First, scientists learned to crack entire genomes. Now, they're ready for the next leap: determining the three-dimensional structure of each and every protein that an organism produces. The results of a pilot study show that such a mass approach to structural biology is feasible, provided researchers develop new techniques to speed up the process.
Traditionally, structural biologists have picked specific, interesting proteins and spent months or years solving their atomic structures. But just as DNA sequencing was scaled up dramatically in the 1990s, many researchers now hope to determine the structure of many proteins in parallel--a field dubbed "structural proteomics." Knowing the shape of every protein would yield new clues to their function and how they work, and ultimately provide thousands of potential new drug targets. Earlier this week, the National Institute of General Medical Sciences (NIGMS) announced that it would award nearly $150 million dollars to seven consortiums for a 5-year structural proteomics effort (ScienceNOW, 26 September).
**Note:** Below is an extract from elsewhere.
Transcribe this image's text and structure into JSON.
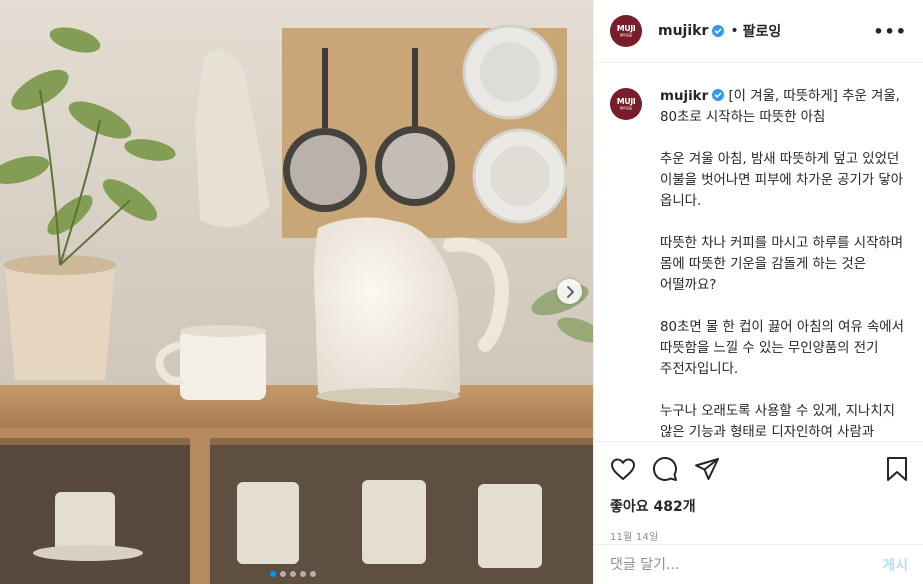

In the October issue of Nature Structural Biology, a group headed by Cheryl Arrowsmith and Aled Edwards of the University of Toronto reports the results of a first quick-and-dirty attempt. They took a simple bacterium named Methanobacterium thermoautotrophicum and looked at a sample of 424 of its 1871 genes. For each, they tried to clone the gene and express it in a bacterium, purify and crystallize the protein, and determine its structure through x-ray crystallography or nuclear magnetic resonance spectroscopy.
For each of these steps, every protein has its own ideal set of conditions; but in its wholesale approach, the team used only a set of standard conditions, thus dropping many proteins in the process. Even so, they were able to determine the structure of 10 proteins in the time than it often takes to solve a single structure; for several of them, the structures provided clues to their function that were not apparent from the gene sequence alone. Many more structures could be determined, says Arrowsmith, if researchers develop automated techniques to determine and apply the best conditions for each protein. But the number of structures solved will be limited by access to expensive equipment such as high-energy x-ray sources, she says.
"They've shown the potential for solving a lot of structures very quickly," says Tom Terwilliger of Los Alamos National Laboratory in New Mexico. Now the question is how to prevent more proteins from dropping out along the way, he adds. Structural biologist Gaetano Montelione of Rutgers University in New Jersey agrees: "The results are valuable as a benchmark of what's possible," he says.